What’s more the triple lock could also be putting pressure on the Government to keep raising the State Pension age to keep costs down.

Figures from the IFS put together earlier this year showed that the triple lock on a full single-tier pension is projected to be worth 27.5% of average earnings and be available by 69.

But if we were to abandon the triple lock and index it in line with average earnings beyond 2020, the State Pension would be worth 24.2% by 2060 and for the same cost as the triple lock be paid from 67.5 years old.

Finally, the system of protecting pensioner incomes is unfair to other struggling sections of society.

The triple lock is much more generous than the uprating policies for working age benefits, tax credits and child benefit.

A Resolution Foundation report earlier this year found that pensioners are on average £20 a week better off than people of working age, after considering housing costs.

If housing costs were considered, the gap would probably be much bigger, as pensioners usually own their home or have smaller mortgages.

By continuing to offer this deal to pensioners, we are at risk of growing intergenerational unfairness.

What should replace it?

[ADVERT] The Tories have pledged to keep the triple lock until 2020 and to replace it with a ‘double lock’ which increases the State Pension in line with the higher of inflation or average earnings and abandons the arbitray 2.5% lock.

We know this system works. It was what was in place between 1974 and 1979, when pension income as measured as a proportion of average earnings was at a more acceptable level.

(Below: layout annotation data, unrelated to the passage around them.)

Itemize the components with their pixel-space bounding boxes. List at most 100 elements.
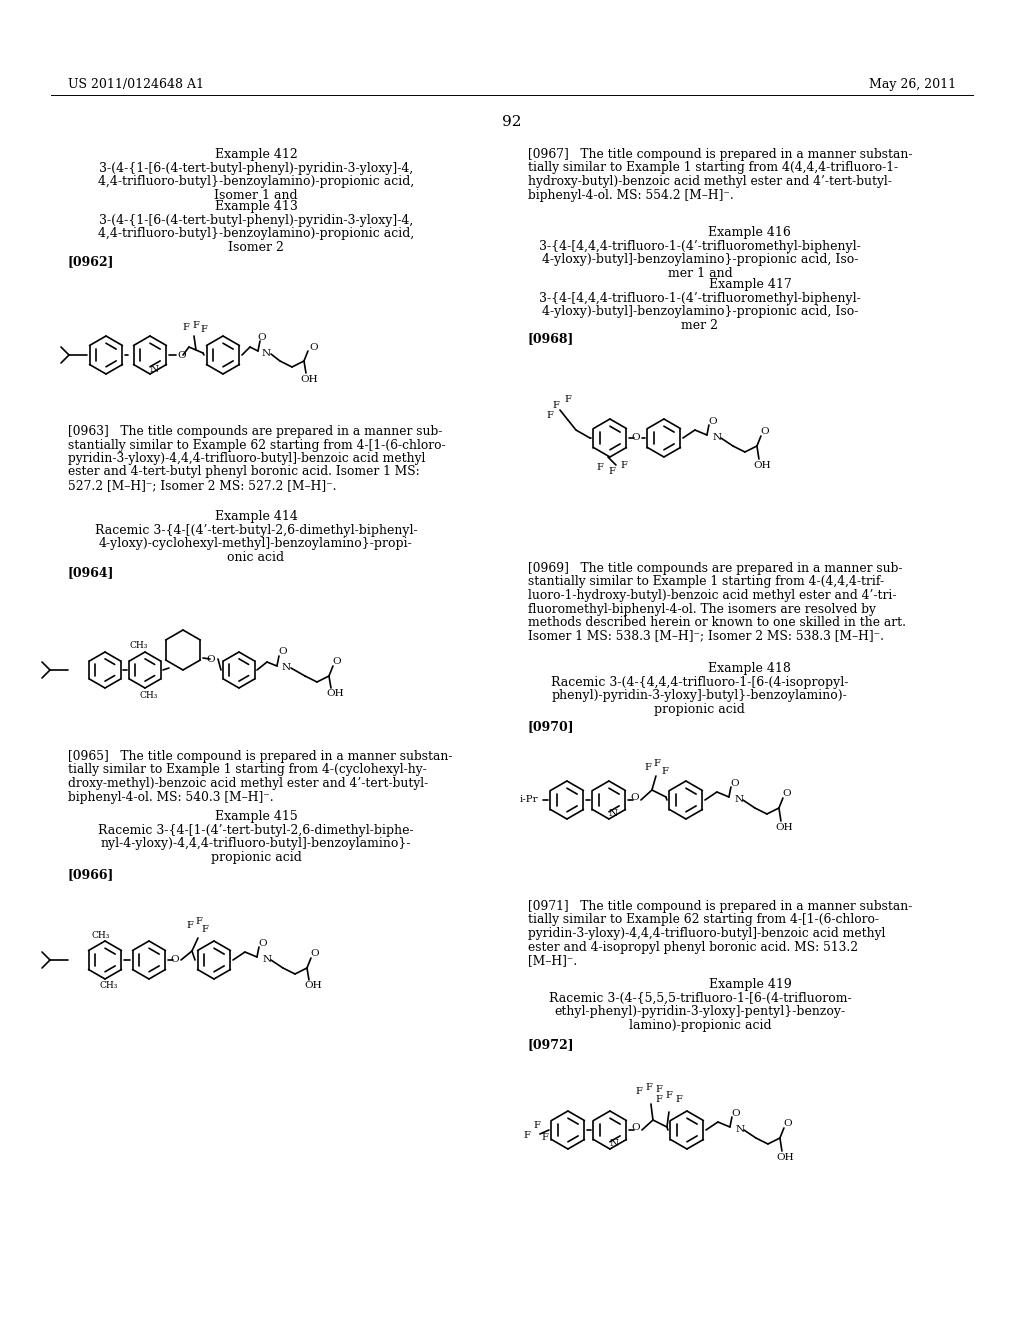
Text: O: O bbox=[632, 433, 640, 442]
Text: 4-yloxy)-butyl]-benzoylamino}-propionic acid, Iso-: 4-yloxy)-butyl]-benzoylamino}-propionic … bbox=[542, 305, 858, 318]
Text: tially similar to Example 62 starting from 4-[1-(6-chloro-: tially similar to Example 62 starting fr… bbox=[528, 913, 879, 927]
Text: N: N bbox=[150, 364, 159, 374]
Text: tially similar to Example 1 starting from 4-(cyclohexyl-hy-: tially similar to Example 1 starting fro… bbox=[68, 763, 427, 776]
Text: O: O bbox=[782, 788, 792, 797]
Text: O: O bbox=[730, 779, 739, 788]
Text: O: O bbox=[632, 1123, 640, 1133]
Text: propionic acid: propionic acid bbox=[654, 704, 745, 715]
Text: 4-yloxy)-butyl]-benzoylamino}-propionic acid, Iso-: 4-yloxy)-butyl]-benzoylamino}-propionic … bbox=[542, 253, 858, 267]
Text: CH₃: CH₃ bbox=[130, 640, 148, 649]
Text: phenyl)-pyridin-3-yloxy]-butyl}-benzoylamino)-: phenyl)-pyridin-3-yloxy]-butyl}-benzoyla… bbox=[552, 689, 848, 702]
Text: O: O bbox=[761, 426, 769, 436]
Text: F: F bbox=[186, 920, 194, 929]
Text: biphenyl-4-ol. MS: 554.2 [M–H]⁻.: biphenyl-4-ol. MS: 554.2 [M–H]⁻. bbox=[528, 189, 734, 202]
Text: propionic acid: propionic acid bbox=[211, 851, 301, 865]
Text: N: N bbox=[735, 1126, 744, 1134]
Text: O: O bbox=[258, 333, 266, 342]
Text: onic acid: onic acid bbox=[227, 550, 285, 564]
Text: [0970]: [0970] bbox=[528, 719, 574, 733]
Text: 4-yloxy)-cyclohexyl-methyl]-benzoylamino}-propi-: 4-yloxy)-cyclohexyl-methyl]-benzoylamino… bbox=[99, 537, 413, 550]
Text: F: F bbox=[547, 411, 553, 420]
Text: nyl-4-yloxy)-4,4,4-trifluoro-butyl]-benzoylamino}-: nyl-4-yloxy)-4,4,4-trifluoro-butyl]-benz… bbox=[100, 837, 412, 850]
Text: 3-(4-{1-[6-(4-tert-butyl-phenyl)-pyridin-3-yloxy]-4,: 3-(4-{1-[6-(4-tert-butyl-phenyl)-pyridin… bbox=[99, 162, 413, 176]
Text: biphenyl-4-ol. MS: 540.3 [M–H]⁻.: biphenyl-4-ol. MS: 540.3 [M–H]⁻. bbox=[68, 791, 273, 804]
Text: Example 417: Example 417 bbox=[709, 279, 792, 290]
Text: droxy-methyl)-benzoic acid methyl ester and 4’-tert-butyl-: droxy-methyl)-benzoic acid methyl ester … bbox=[68, 777, 428, 789]
Text: methods described herein or known to one skilled in the art.: methods described herein or known to one… bbox=[528, 616, 906, 630]
Text: fluoromethyl-biphenyl-4-ol. The isomers are resolved by: fluoromethyl-biphenyl-4-ol. The isomers … bbox=[528, 602, 876, 615]
Text: Example 414: Example 414 bbox=[215, 510, 297, 523]
Text: 4,4-trifluoro-butyl}-benzoylamino)-propionic acid,: 4,4-trifluoro-butyl}-benzoylamino)-propi… bbox=[98, 176, 414, 189]
Text: pyridin-3-yloxy)-4,4,4-trifluoro-butyl]-benzoic acid methyl: pyridin-3-yloxy)-4,4,4-trifluoro-butyl]-… bbox=[68, 451, 425, 465]
Text: CH₃: CH₃ bbox=[92, 931, 111, 940]
Text: ethyl-phenyl)-pyridin-3-yloxy]-pentyl}-benzoy-: ethyl-phenyl)-pyridin-3-yloxy]-pentyl}-b… bbox=[554, 1006, 846, 1019]
Text: mer 2: mer 2 bbox=[681, 319, 719, 333]
Text: O: O bbox=[177, 351, 185, 359]
Text: Example 412: Example 412 bbox=[215, 148, 297, 161]
Text: N: N bbox=[713, 433, 722, 442]
Text: F: F bbox=[597, 462, 603, 471]
Text: F: F bbox=[645, 1084, 652, 1093]
Text: US 2011/0124648 A1: US 2011/0124648 A1 bbox=[68, 78, 204, 91]
Text: tially similar to Example 1 starting from 4(4,4,4-trifluoro-1-: tially similar to Example 1 starting fro… bbox=[528, 161, 898, 174]
Text: [0971]   The title compound is prepared in a manner substan-: [0971] The title compound is prepared in… bbox=[528, 900, 912, 913]
Text: 3-{4-[4,4,4-trifluoro-1-(4’-trifluoromethyl-biphenyl-: 3-{4-[4,4,4-trifluoro-1-(4’-trifluoromet… bbox=[539, 240, 861, 253]
Text: F: F bbox=[553, 400, 559, 409]
Text: F: F bbox=[542, 1134, 549, 1143]
Text: O: O bbox=[709, 417, 717, 425]
Text: i-Pr: i-Pr bbox=[519, 796, 538, 804]
Text: O: O bbox=[631, 793, 639, 803]
Text: [0972]: [0972] bbox=[528, 1038, 574, 1051]
Text: [0963]   The title compounds are prepared in a manner sub-: [0963] The title compounds are prepared … bbox=[68, 425, 442, 438]
Text: hydroxy-butyl)-benzoic acid methyl ester and 4’-tert-butyl-: hydroxy-butyl)-benzoic acid methyl ester… bbox=[528, 176, 892, 187]
Text: O: O bbox=[309, 342, 318, 351]
Text: [0968]: [0968] bbox=[528, 333, 574, 345]
Text: N: N bbox=[734, 796, 743, 804]
Text: 4,4-trifluoro-butyl}-benzoylamino)-propionic acid,: 4,4-trifluoro-butyl}-benzoylamino)-propi… bbox=[98, 227, 414, 240]
Text: 527.2 [M–H]⁻; Isomer 2 MS: 527.2 [M–H]⁻.: 527.2 [M–H]⁻; Isomer 2 MS: 527.2 [M–H]⁻. bbox=[68, 479, 337, 492]
Text: ester and 4-tert-butyl phenyl boronic acid. Isomer 1 MS:: ester and 4-tert-butyl phenyl boronic ac… bbox=[68, 466, 420, 479]
Text: [0964]: [0964] bbox=[68, 566, 115, 579]
Text: N: N bbox=[609, 1139, 618, 1148]
Text: [0965]   The title compound is prepared in a manner substan-: [0965] The title compound is prepared in… bbox=[68, 750, 453, 763]
Text: O: O bbox=[279, 648, 288, 656]
Text: O: O bbox=[783, 1118, 793, 1127]
Text: Isomer 2: Isomer 2 bbox=[228, 242, 284, 253]
Text: O: O bbox=[310, 949, 319, 958]
Text: Example 416: Example 416 bbox=[709, 226, 792, 239]
Text: [0962]: [0962] bbox=[68, 255, 115, 268]
Text: stantially similar to Example 62 starting from 4-[1-(6-chloro-: stantially similar to Example 62 startin… bbox=[68, 438, 445, 451]
Text: CH₃: CH₃ bbox=[140, 690, 158, 700]
Text: 92: 92 bbox=[502, 115, 521, 129]
Text: F: F bbox=[644, 763, 651, 771]
Text: Racemic 3-{4-[1-(4’-tert-butyl-2,6-dimethyl-biphe-: Racemic 3-{4-[1-(4’-tert-butyl-2,6-dimet… bbox=[98, 824, 414, 837]
Text: Example 419: Example 419 bbox=[709, 978, 792, 991]
Text: F: F bbox=[564, 396, 571, 404]
Text: ester and 4-isopropyl phenyl boronic acid. MS: 513.2: ester and 4-isopropyl phenyl boronic aci… bbox=[528, 940, 858, 953]
Text: F: F bbox=[534, 1122, 541, 1130]
Text: O: O bbox=[333, 657, 341, 667]
Text: lamino)-propionic acid: lamino)-propionic acid bbox=[629, 1019, 771, 1032]
Text: OH: OH bbox=[327, 689, 344, 698]
Text: 3-(4-{1-[6-(4-tert-butyl-phenyl)-pyridin-3-yloxy]-4,: 3-(4-{1-[6-(4-tert-butyl-phenyl)-pyridin… bbox=[99, 214, 413, 227]
Text: OH: OH bbox=[775, 822, 793, 832]
Text: [0966]: [0966] bbox=[68, 869, 115, 880]
Text: [M–H]⁻.: [M–H]⁻. bbox=[528, 954, 578, 968]
Text: Racemic 3-{4-[(4’-tert-butyl-2,6-dimethyl-biphenyl-: Racemic 3-{4-[(4’-tert-butyl-2,6-dimethy… bbox=[94, 524, 418, 537]
Text: F: F bbox=[676, 1096, 682, 1105]
Text: F: F bbox=[523, 1131, 530, 1140]
Text: OH: OH bbox=[776, 1152, 794, 1162]
Text: F: F bbox=[196, 917, 203, 927]
Text: 3-{4-[4,4,4-trifluoro-1-(4’-trifluoromethyl-biphenyl-: 3-{4-[4,4,4-trifluoro-1-(4’-trifluoromet… bbox=[539, 292, 861, 305]
Text: F: F bbox=[666, 1092, 673, 1101]
Text: F: F bbox=[662, 767, 669, 776]
Text: F: F bbox=[182, 323, 189, 333]
Text: [0967]   The title compound is prepared in a manner substan-: [0967] The title compound is prepared in… bbox=[528, 148, 912, 161]
Text: O: O bbox=[171, 956, 179, 965]
Text: Isomer 1 and: Isomer 1 and bbox=[214, 189, 298, 202]
Text: F: F bbox=[193, 321, 200, 330]
Text: F: F bbox=[636, 1088, 642, 1097]
Text: F: F bbox=[608, 466, 615, 475]
Text: Example 413: Example 413 bbox=[215, 201, 297, 213]
Text: N: N bbox=[262, 956, 271, 965]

But the very reason this was scrapped in the first place was that it was deemed 'unsustainable'.

A more affordable and a fairer plan would be to link State Pension uprating to either inflation or earnings.

The John Cridland report into the State Pension age earlier this year suggests earnings would be the better of the two.

The report stated: “If further savings are needed to ensure fiscal sustainability, they are more appropriately delivered by moving in the future to uprating the pension by earnings.

“We recommend that the triple lock is withdrawn in the next Parliament. Under our recommended timetable, State Pension spending would be 6.7% of GDP in 2066/67, which is a reduction of 0.3% compared to the principal OBR projection.

"If the triple lock is withdrawn, spending will be further reduced to 5.9% of GDP by 2066/67.”

After 2020 the IFS estimates that linking state pension to earnings would save £15 billion over the next 40 years.